Als mein Denken wieder einsetzte, war es eine Stimme, die mich weckte. Eine Stimme, die ich kannte, auch wenn ich sie schon lange nicht mehr gehört hatte. Ich öffnete meine Augen und erkannte, dass ich auf dem Boden in meiner Diele lag. Über mir schwebte ein Gesicht, das mich besorgt ansah.
»Katrin?«, fragte ich mit heiserer Stimme.
»Ja, du verrückter Kerl. Ich bin 's.«
Ich lauschte in mich hinein. Nein, keine Angst. Es war völlig in Ordnung, dass sie da war.
»Was machst du hier? Ich hab Dich nicht mehr gesehen, seit du ... gegangen bist.«
»Ich weiß.«
»Katrin, das ist ein Jahr her. Ein ganzes verdammtes Jahr. Ein Jahr, in dem mich meine Ängste fast um den Verstand gebracht haben. Und jetzt bist du einfach da?«
Katrin presste kurz ihre Lippen zusammen. Sie schüttelte den Kopf. »Nicht einfach. Und Du brauchst auch nicht zu versuchen, mir ein schlechtes Gewissen zu machen. Als ich damals ging, war ich selbst mit den Nerven am Ende. Du und deine fehlende Einsicht haben mich fertiggemacht. Ich hab dir so oft vorgeschlagen, eine Therapie zu machen, aber du hast immer nur geleugnet, diese Phobien überhaupt zu haben. Dabei habe ich sie erlebt, sie am eigenen Leibe erfahren müssen. Wäre ich damals bei dir geblieben, hätte ich selbst auch eine Therapie gebraucht. Ich konnte einfach nicht mehr.«
Ich sah sie fragend an. Die Angst, die ich eigentlich fast ständig spürte, und die mich permanent quälte, war in diesem Moment bedeutungslos. »Und das ist jetzt anders? Weshalb bist du jetzt gekommen? Sag jetzt nicht, die Liebe zu mir hätte dich zu mir zurückgeführt. Nicht, nachdem du vor einem Jahr plötzlich gegangen bist.«
Ihre Augen bekamen einen wütenden Ausdruck. »Spar dir bitte deinen Zynismus. Denkst du, nur Du hättest es schwer? Ich habe dich nicht wegen eines Anderen verlassen, das weißt du. Es ging einfach nicht mehr mit uns beiden. Ich musste allerdings erleben, dass es ohne dich eben auch nicht geht.«
Sie machte eine kurze Pause. »Zugegeben, ich hab mir viel Zeit gelassen, und brauchte sie auch. Aber jetzt weiß ich, dass ich vor einer Verantwortung geflohen bin, der ich damals nicht gewachsen war. Verdammt, Simon, wir wollten heiraten! Da sollte man nicht einfach auseinanderlaufen, wenn es schwierig wird. Wir sollten gemeinsam versuchen, dein und unser Problem zu lösen.«
Sie zog mich an den Armen hoch, und ich lehnte gegen die Wand. Katrin nickte. »Ja, ich bin gegangen, weil ich mit deinen Ängsten nicht mehr zurechtgekommen bin.

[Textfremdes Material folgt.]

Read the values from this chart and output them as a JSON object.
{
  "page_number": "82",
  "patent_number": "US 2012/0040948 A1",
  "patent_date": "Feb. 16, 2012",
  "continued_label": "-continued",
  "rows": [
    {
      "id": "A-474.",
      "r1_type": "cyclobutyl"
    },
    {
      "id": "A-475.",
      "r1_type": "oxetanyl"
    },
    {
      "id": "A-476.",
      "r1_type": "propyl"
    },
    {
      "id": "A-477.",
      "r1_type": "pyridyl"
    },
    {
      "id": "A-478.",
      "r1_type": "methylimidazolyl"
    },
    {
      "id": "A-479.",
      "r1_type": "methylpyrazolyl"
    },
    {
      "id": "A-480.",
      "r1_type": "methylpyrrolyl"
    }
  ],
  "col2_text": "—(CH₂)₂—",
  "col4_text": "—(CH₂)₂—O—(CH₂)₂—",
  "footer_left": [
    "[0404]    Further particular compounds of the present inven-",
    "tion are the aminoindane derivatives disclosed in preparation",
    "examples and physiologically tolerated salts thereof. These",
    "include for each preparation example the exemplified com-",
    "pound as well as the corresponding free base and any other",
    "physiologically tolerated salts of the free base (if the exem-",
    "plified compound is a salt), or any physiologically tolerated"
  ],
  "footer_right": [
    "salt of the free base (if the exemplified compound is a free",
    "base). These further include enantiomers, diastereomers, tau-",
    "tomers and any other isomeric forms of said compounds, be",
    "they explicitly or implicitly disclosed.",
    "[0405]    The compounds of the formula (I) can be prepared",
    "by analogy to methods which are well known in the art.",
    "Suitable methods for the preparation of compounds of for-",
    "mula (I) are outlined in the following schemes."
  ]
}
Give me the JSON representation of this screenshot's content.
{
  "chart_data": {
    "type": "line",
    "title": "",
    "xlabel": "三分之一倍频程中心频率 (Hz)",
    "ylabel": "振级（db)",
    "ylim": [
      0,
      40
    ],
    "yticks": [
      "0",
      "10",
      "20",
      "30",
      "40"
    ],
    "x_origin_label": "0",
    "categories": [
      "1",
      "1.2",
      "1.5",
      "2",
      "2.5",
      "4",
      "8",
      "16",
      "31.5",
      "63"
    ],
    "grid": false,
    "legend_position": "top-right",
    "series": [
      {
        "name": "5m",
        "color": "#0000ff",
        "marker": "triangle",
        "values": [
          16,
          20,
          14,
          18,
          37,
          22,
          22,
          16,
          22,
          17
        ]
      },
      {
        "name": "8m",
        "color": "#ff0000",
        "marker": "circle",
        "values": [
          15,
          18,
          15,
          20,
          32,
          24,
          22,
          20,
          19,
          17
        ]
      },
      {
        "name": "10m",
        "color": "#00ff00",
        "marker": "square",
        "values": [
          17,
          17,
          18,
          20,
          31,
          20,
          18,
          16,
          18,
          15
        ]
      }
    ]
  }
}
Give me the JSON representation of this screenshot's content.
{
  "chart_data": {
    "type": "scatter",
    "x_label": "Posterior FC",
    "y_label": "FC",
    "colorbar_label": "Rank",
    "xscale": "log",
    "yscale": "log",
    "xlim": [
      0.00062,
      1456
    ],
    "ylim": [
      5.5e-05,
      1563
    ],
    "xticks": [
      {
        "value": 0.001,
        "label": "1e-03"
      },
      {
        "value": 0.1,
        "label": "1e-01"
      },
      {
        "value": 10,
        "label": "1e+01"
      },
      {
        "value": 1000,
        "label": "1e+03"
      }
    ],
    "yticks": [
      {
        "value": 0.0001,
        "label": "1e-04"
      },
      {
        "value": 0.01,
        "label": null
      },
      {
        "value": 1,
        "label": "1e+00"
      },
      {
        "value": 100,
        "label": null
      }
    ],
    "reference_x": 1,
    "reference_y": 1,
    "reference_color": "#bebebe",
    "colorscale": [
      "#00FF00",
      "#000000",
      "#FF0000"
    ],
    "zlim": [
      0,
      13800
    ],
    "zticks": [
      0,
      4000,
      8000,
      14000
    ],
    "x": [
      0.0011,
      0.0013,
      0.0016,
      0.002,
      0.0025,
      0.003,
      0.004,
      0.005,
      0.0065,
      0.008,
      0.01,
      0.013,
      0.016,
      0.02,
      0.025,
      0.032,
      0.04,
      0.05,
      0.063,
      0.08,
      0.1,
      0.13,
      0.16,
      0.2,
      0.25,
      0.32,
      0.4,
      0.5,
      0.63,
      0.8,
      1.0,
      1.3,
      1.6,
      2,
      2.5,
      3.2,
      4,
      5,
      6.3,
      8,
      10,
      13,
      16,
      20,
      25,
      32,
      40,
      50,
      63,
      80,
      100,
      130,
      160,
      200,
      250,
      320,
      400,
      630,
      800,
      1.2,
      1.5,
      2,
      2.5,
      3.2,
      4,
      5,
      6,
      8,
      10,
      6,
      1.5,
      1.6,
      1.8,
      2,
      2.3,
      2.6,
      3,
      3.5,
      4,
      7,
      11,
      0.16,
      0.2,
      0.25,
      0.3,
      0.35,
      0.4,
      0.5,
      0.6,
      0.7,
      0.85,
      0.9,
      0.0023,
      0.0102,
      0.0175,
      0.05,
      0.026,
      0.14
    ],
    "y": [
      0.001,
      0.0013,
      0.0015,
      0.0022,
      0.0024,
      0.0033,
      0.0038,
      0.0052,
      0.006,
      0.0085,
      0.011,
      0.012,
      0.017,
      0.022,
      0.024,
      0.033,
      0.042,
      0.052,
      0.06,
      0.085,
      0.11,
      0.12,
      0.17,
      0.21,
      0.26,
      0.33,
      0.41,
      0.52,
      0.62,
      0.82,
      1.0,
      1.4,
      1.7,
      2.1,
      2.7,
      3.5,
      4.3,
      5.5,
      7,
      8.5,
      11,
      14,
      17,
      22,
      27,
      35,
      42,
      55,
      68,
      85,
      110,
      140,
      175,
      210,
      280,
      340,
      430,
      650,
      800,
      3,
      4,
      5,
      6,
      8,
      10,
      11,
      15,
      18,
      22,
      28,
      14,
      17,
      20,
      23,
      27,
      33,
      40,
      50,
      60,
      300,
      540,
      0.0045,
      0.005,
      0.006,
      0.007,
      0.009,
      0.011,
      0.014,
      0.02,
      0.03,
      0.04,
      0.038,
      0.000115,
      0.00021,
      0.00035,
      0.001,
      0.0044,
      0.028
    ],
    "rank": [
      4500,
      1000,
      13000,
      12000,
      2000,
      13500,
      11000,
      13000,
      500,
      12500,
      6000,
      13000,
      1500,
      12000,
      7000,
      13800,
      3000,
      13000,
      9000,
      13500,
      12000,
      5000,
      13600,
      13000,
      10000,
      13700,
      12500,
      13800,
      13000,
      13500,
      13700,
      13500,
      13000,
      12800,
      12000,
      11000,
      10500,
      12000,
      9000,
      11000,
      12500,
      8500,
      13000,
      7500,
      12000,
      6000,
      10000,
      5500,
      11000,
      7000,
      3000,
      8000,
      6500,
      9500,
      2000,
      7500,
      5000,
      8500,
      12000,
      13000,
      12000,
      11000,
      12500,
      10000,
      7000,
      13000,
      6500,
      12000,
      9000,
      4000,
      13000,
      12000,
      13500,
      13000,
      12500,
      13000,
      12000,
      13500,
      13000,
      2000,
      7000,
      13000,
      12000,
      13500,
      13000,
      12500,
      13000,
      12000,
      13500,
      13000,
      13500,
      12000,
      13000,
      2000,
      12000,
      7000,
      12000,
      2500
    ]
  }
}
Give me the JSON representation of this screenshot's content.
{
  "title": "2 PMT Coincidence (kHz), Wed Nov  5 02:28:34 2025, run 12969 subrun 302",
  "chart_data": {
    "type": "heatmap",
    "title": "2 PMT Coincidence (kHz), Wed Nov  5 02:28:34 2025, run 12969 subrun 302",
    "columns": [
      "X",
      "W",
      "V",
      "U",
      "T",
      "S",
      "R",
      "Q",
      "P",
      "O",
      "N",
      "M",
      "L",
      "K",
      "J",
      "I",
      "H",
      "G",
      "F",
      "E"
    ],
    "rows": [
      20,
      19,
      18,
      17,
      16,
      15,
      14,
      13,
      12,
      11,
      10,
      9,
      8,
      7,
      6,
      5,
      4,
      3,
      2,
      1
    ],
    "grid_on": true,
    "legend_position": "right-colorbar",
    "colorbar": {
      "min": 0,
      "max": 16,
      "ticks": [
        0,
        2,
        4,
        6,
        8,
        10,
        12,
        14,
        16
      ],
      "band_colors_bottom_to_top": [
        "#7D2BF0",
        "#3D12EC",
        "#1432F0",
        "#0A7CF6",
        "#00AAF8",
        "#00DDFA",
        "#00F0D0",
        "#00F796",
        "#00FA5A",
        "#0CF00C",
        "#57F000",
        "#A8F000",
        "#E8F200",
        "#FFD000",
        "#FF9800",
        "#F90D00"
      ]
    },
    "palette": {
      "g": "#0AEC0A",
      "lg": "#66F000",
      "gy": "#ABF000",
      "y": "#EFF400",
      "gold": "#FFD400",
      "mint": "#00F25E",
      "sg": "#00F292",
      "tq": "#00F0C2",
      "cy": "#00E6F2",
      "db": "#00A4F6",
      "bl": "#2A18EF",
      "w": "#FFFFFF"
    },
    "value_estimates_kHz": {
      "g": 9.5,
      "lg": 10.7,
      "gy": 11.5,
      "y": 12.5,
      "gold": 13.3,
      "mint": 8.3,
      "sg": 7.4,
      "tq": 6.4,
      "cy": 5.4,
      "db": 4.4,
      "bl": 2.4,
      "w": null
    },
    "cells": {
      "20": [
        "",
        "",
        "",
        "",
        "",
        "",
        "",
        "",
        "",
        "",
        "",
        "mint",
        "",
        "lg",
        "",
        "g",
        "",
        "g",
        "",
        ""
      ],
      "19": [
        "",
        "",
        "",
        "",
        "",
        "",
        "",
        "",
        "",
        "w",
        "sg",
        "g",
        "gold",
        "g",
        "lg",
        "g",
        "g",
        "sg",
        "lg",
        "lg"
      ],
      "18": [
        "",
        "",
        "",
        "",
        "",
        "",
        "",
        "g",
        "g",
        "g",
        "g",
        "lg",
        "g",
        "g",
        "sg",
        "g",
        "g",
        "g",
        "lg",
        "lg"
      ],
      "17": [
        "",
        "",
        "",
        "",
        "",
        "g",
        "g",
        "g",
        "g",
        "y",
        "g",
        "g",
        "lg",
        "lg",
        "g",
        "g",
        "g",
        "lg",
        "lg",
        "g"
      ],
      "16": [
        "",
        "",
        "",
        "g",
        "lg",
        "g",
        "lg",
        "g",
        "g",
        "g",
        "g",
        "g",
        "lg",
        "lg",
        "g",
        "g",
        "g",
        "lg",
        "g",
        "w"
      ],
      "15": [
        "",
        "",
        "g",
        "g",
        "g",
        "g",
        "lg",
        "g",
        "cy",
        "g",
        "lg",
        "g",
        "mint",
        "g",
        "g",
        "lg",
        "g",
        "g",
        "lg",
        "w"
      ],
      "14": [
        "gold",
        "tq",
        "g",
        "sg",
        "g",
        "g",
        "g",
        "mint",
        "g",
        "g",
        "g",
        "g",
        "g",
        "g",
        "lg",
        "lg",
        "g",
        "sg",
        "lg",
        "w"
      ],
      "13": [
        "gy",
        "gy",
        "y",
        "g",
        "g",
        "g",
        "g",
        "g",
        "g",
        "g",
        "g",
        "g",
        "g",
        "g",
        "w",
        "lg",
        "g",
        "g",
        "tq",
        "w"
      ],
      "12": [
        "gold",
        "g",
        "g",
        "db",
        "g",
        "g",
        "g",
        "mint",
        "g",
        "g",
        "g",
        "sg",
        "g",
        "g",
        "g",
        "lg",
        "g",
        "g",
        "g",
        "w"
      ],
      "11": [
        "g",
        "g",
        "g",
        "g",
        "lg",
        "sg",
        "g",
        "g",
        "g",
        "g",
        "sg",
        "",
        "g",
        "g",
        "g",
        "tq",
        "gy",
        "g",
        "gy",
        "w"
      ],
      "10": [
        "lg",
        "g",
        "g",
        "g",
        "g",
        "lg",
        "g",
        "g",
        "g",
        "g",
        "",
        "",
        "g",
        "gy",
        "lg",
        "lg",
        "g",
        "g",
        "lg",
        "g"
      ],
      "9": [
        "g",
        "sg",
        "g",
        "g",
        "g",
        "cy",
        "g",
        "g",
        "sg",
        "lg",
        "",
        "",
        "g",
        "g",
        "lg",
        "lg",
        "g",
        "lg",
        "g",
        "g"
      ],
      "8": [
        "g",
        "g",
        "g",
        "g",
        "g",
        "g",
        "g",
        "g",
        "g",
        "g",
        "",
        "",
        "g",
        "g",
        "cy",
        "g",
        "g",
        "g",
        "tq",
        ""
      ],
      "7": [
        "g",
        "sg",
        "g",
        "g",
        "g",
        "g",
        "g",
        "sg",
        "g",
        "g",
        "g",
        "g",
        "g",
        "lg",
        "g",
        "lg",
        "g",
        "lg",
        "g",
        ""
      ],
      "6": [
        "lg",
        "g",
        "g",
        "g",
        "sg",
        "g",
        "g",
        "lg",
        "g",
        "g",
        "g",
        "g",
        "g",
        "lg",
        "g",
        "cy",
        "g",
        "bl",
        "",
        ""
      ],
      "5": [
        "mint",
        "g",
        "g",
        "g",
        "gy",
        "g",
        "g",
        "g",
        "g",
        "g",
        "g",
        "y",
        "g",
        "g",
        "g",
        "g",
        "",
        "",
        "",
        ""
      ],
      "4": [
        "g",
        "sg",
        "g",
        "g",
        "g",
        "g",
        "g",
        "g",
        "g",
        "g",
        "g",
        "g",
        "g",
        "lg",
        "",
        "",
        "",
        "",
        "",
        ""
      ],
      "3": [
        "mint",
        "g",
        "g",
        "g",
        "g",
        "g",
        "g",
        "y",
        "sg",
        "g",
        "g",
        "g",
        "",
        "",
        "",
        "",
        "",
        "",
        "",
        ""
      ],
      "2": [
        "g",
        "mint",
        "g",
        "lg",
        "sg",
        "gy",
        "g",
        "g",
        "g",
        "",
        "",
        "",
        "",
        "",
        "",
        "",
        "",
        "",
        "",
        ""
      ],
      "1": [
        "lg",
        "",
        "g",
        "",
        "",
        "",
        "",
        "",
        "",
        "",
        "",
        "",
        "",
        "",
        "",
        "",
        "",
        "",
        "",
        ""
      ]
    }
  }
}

Das bedeutet aber nicht, dass mir das leichtgefallen wäre, oder ich dich nicht mehr lieben würde. Seit Wochen versuche ich, dich anzurufen, aber du gehst einfach nicht ran. Noch vor einer halben Stunde hab ich es versucht. Da hab ich endgültig den Entschluss gefasst, herzukommen.«
Ich sah sie an und es war wie damals: In ihrer Gegenwart konnte ich atmen, bekam ich Luft und konnte meine Angst beherrschen. Mein Gott, wie sehr hatte ich sie vermisst ...
»Ich hab nicht erwartet, dich so hier vorzufinden«, sagte sie. »Vielleicht hätte ich dich nie verlassen dürfen. Inzwischen bin ich nicht untätig gewesen und habe mit Ärzten gesprochen, die sich auf so etwas spezialisiert haben. Du brauchst so schnell wie möglich eine Therapie.«
Katrin hockte sich neben mich und nahm mich in den Arm. Es tat so unendlich gut. Mit der Hand schob sie mir eine Haarsträhne aus der Stirn und hauchte einen Kuss darauf. »Ich werde dich nicht wieder verlassen«, sagte sie. »Wir stehen das gemeinsam durch. Diese Angstgefühle sind heilbar, das haben mir die Ärzte versichert.«
Ich spürte, wie etwas aus mir herausdrängte. Heftig drängte ich mich an sie und ließ die Tränen einfach laufen, die mir über die Wangen rannen. Es war mir egal, wenn ich nur in Katrins Armen liegen konnte. Sie hatte ja recht. Ich musste mich meinem Problem endlich stellen, akzeptieren, dass ich es überhaupt hatte. Mit Katrins Hilfe würde ich es schaffen.